Country diary: there's a buzzard in the air

A buzzard in flight
‘I can make out its long-fingered wings and tightly ruddering tail.’ Photograph: Steven Mcgrath/Alamy

Look up, we’re told. When confined by walls, fences, buildings, when confounded by civilisation, look up and feel your heart lift.

The other day I looked up and saw an air ambulance in descent overhead, sunlit and cowslip-yellow, its downdraughts hammering the roofs of our mill town. I held my binoculars on it for a while – then noticed, beyond it, like a tiny smut on the lens, a buzzard, working a wide curve on the brink of sight.

Our house has no garden, but it came with a lot of sky. Usually the regulars have it to themselves – black-headed gulls elbow languidly along, pigeons perform cryptic soap operas of flight, antsy jackdaws always seem to need to be somewhere else – but every now and then we have sparrowhawks, too.
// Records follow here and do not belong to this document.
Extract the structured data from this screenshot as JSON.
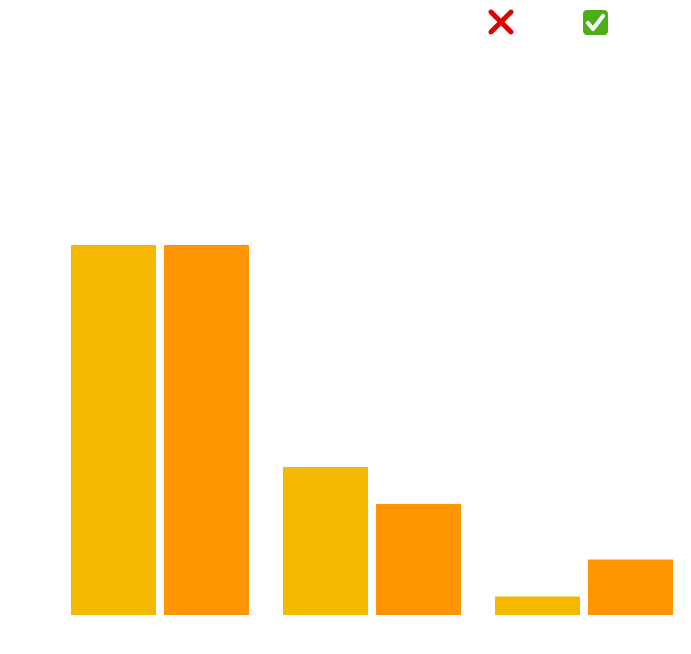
{
  "chart_data": {
    "type": "bar",
    "categories": [
      "",
      "",
      ""
    ],
    "series": [
      {
        "legend_icon": "cross-mark-icon",
        "color": "#F5B800",
        "values": [
          10.0,
          4.0,
          0.5
        ]
      },
      {
        "legend_icon": "check-mark-icon",
        "color": "#FF9500",
        "values": [
          10.0,
          3.0,
          1.5
        ]
      }
    ],
    "ylim": [
      0,
      10
    ],
    "grid": false,
    "legend_position": "top-right"
  },
  "legend": {
    "cross_mark_color": "#E00000",
    "check_box_color": "#4CAF1A",
    "check_mark_color": "#FFFFFF"
  }
}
Kestrels nest at the foot of the disused mill chimney. Once or twice, a peregrine has sailed in, all burly charisma, show-offy strut. And buzzards – more than ever, this spring.
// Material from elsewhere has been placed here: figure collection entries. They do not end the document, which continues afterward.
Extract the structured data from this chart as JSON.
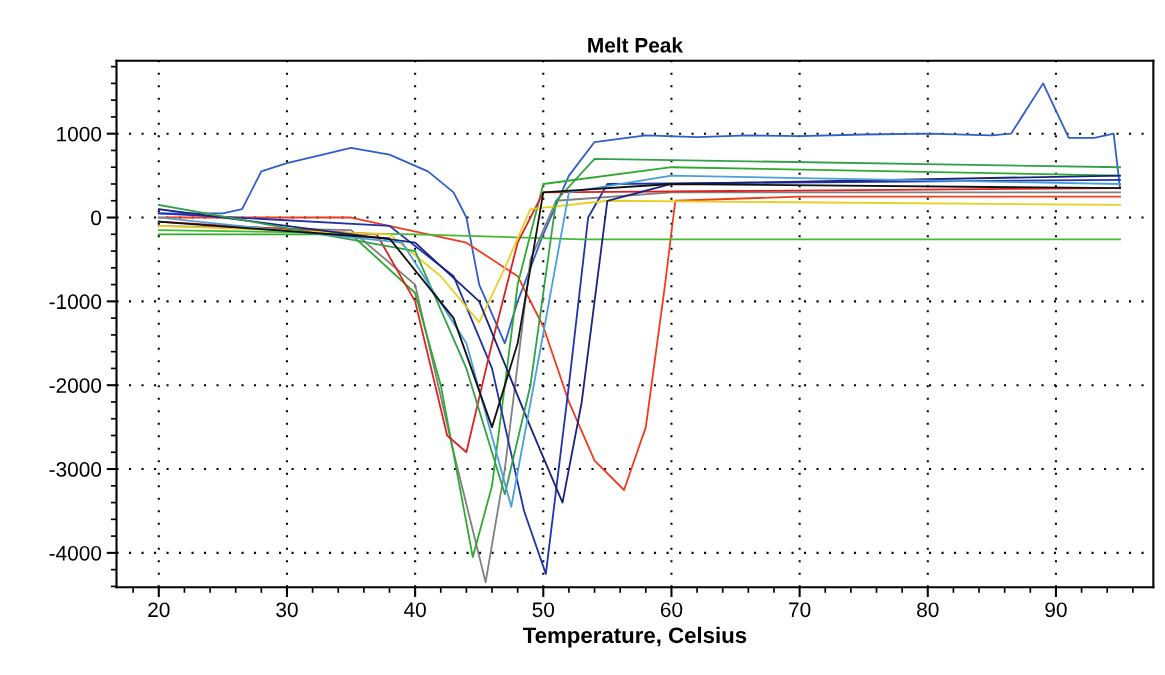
{
  "chart_data": {
    "type": "line",
    "title": "Melt Peak",
    "xlabel": "Temperature, Celsius",
    "xlim": [
      16.7,
      97.6
    ],
    "ylim": [
      -4410,
      1870
    ],
    "xticks": [
      20,
      30,
      40,
      50,
      60,
      70,
      80,
      90
    ],
    "yticks": [
      -4000,
      -3000,
      -2000,
      -1000,
      0,
      1000
    ],
    "grid": true,
    "line_style": "solid",
    "marker": "none",
    "series": [
      {
        "color": "#2f5fc8",
        "x": [
          20,
          25,
          26.5,
          28,
          30,
          35,
          38,
          41,
          43,
          44,
          45,
          47,
          48,
          50,
          52,
          54,
          58,
          62,
          66,
          70,
          75,
          80,
          85,
          86.5,
          89,
          91,
          93,
          94.5,
          95
        ],
        "values": [
          50,
          50,
          100,
          550,
          650,
          830,
          750,
          550,
          300,
          0,
          -800,
          -1500,
          -1000,
          -200,
          500,
          900,
          980,
          960,
          980,
          970,
          990,
          1000,
          980,
          1000,
          1600,
          950,
          950,
          1000,
          350
        ]
      },
      {
        "color": "#f03c1e",
        "x": [
          20,
          35,
          44,
          48,
          50,
          52,
          54,
          56.3,
          58,
          59.5,
          60.3,
          70,
          95
        ],
        "values": [
          0,
          0,
          -300,
          -700,
          -1300,
          -2200,
          -2900,
          -3250,
          -2500,
          -800,
          200,
          250,
          250
        ]
      },
      {
        "color": "#808080",
        "x": [
          20,
          35,
          40,
          43,
          45.5,
          47,
          49,
          51,
          60,
          95
        ],
        "values": [
          -100,
          -150,
          -800,
          -2800,
          -4350,
          -3000,
          -500,
          200,
          300,
          300
        ]
      },
      {
        "color": "#2faa2f",
        "x": [
          20,
          35,
          40,
          42,
          44.5,
          46,
          48,
          50,
          60,
          95
        ],
        "values": [
          -200,
          -200,
          -900,
          -2000,
          -4050,
          -3200,
          -800,
          400,
          600,
          500
        ]
      },
      {
        "color": "#2233aa",
        "x": [
          20,
          38,
          43,
          46,
          48.5,
          50.2,
          52,
          53.5,
          55,
          95
        ],
        "values": [
          50,
          -100,
          -700,
          -1800,
          -3500,
          -4250,
          -2000,
          0,
          400,
          450
        ]
      },
      {
        "color": "#44bb33",
        "x": [
          20,
          40,
          53,
          95
        ],
        "values": [
          -150,
          -200,
          -260,
          -260
        ]
      },
      {
        "color": "#dd2222",
        "x": [
          20,
          37,
          40,
          42.5,
          44,
          46,
          48,
          50,
          95
        ],
        "values": [
          -50,
          -200,
          -1000,
          -2600,
          -2800,
          -1500,
          -300,
          300,
          350
        ]
      },
      {
        "color": "#e8d020",
        "x": [
          20,
          38,
          42,
          45,
          47,
          49,
          55,
          95
        ],
        "values": [
          -100,
          -200,
          -700,
          -1250,
          -600,
          100,
          200,
          150
        ]
      },
      {
        "color": "#1a237e",
        "x": [
          20,
          40,
          45,
          49,
          51.5,
          53,
          55,
          60,
          95
        ],
        "values": [
          100,
          -300,
          -1000,
          -2500,
          -3400,
          -2200,
          200,
          400,
          500
        ]
      },
      {
        "color": "#33a04a",
        "x": [
          20,
          40,
          44,
          47,
          49,
          51,
          54,
          95
        ],
        "values": [
          150,
          -400,
          -1800,
          -3300,
          -2000,
          200,
          700,
          600
        ]
      },
      {
        "color": "#4aa0d8",
        "x": [
          20,
          39,
          44,
          47.5,
          49.5,
          52,
          60,
          95
        ],
        "values": [
          0,
          -300,
          -1500,
          -3450,
          -1800,
          300,
          500,
          400
        ]
      },
      {
        "color": "#111111",
        "x": [
          20,
          38,
          43,
          46,
          48,
          50,
          60,
          95
        ],
        "values": [
          -50,
          -250,
          -1200,
          -2500,
          -1500,
          300,
          400,
          350
        ]
      }
    ]
  }
}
Today’s buzzard is as low in the sky as I’ve seen one here. I’m out on my walk. I wasn’t looking up until it drifted into my periphery; now I am. I can make out its long-fingered wings and tightly ruddering tail, its maculate underside. As common as anything, these days, buzzards – there’s nowhere they’re not in Britain – but a big raptor, up close, will always stop you in the street. This one rides its winding thermal across the double track of a plane’s contrail.

Most of the buzzards I see here come drifting in from the north, over the brink of the great gritstone hummock that separates us from the Wharfe valley. They nose their way warily into our airspace, mentally mapping out the cricket fields, football pitches, wooded parkland below. They are insistently territorial, so I suppose they reckon that in, too – this is mine now, this is mine now, and this, and this…

Today’s seems quite at home just a cherrypicker’s height above our sandstone gables. It’s silly, but at this time of human withdrawal I can’t help wondering if the birds are growing bolder. Later, I watch a magpie stroll slowly across a neighbour’s shed roof. Not a worry in the world.